A fine agosto 2010 in provincia di Bolzano poco più di 6 000 persone avevano un lavoro a chiamata, pari a circa il 3% di tutti i lavoratori. Tra loro, 1 600 erano di età compresa tra 25 e 55 anni e non avevano altra occupazione retribuita.

Il lavoro a chiamata, noto anche come job on call, è stato introdotto con la riforma Biagi nel 2003 e ha subito nel corso degli anni continue modifiche legislative. Dal punto di vista normativo, si trattava e si tratta tuttora di una forma contrattuale utilizzata in diversi settori e concernente attività “instabili”, in cui momento e durata degli incarichi sono indeterminati. Il lavoratore non è occupato in modo continuativo, bensì solo periodicamente e si assume quindi tutto il rischio delle oscillazioni occupazionali e di reddito.  

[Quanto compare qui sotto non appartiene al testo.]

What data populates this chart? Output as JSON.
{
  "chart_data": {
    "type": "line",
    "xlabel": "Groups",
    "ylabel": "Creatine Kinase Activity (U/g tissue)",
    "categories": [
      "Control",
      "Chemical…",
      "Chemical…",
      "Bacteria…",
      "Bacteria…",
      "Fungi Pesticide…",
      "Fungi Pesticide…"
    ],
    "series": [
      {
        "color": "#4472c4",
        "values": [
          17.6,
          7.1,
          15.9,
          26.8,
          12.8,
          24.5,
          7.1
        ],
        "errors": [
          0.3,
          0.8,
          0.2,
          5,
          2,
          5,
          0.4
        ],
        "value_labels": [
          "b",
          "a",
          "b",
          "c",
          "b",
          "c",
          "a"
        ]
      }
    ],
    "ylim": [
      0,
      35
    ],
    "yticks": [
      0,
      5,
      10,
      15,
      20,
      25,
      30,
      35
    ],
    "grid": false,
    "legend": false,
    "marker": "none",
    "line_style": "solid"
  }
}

”Per i giovani lavoratori la formula del “lavoro a chiamata” può rappresentare una buona opportunità per entrare nel mondo del lavoro, magari per pagarsi gli studi” dichiara l’assessore provinciale al lavoro, Roberto Bizzo “ma anche per i lavoratori più anziani il “job on call” può rappresentare un'integrazione alla pensione e consentire un passaggio più fluido verso la pensione stessa”.

Si calcola che le 1600 persone di età compresa tra 25 e 55 anni che lavorano esclusivamente a chiamata equivalgono solo a circa 300 unità di lavoro a tempo pieno. Queste persone sono esposte ai rischi legati ad oscillazioni per quanto riguarda sia l’occupazione che il reddito.

“Nel caso del contratto di lavoro a chiamata vi è una significativa prevalenza del tempo nel quale il lavoratore è solo “a disposizione” del datore di lavoro ed attende di essere chiamato a prestare la propria opera” sottolinea il direttore della Ripartizione lavoro, Helmuth Sinn.

In base al forte ricorso registrato negli ultimi 3  - 5 anni al lavoro a chiamata si evidenziano dei dati che potrebbero essere scambiati per un aumento dell’occupazione che in realtà non si verifica.

“Per questa ragione” sottolinea il direttore dell’Osservatorio del mercato del lavoro, Stefan Luther “dal prossimo gennaio i dati riguardanti il lavoro su chiamata non confluiranno più nelle statistiche standard riguardanti il lavoro dipendente”.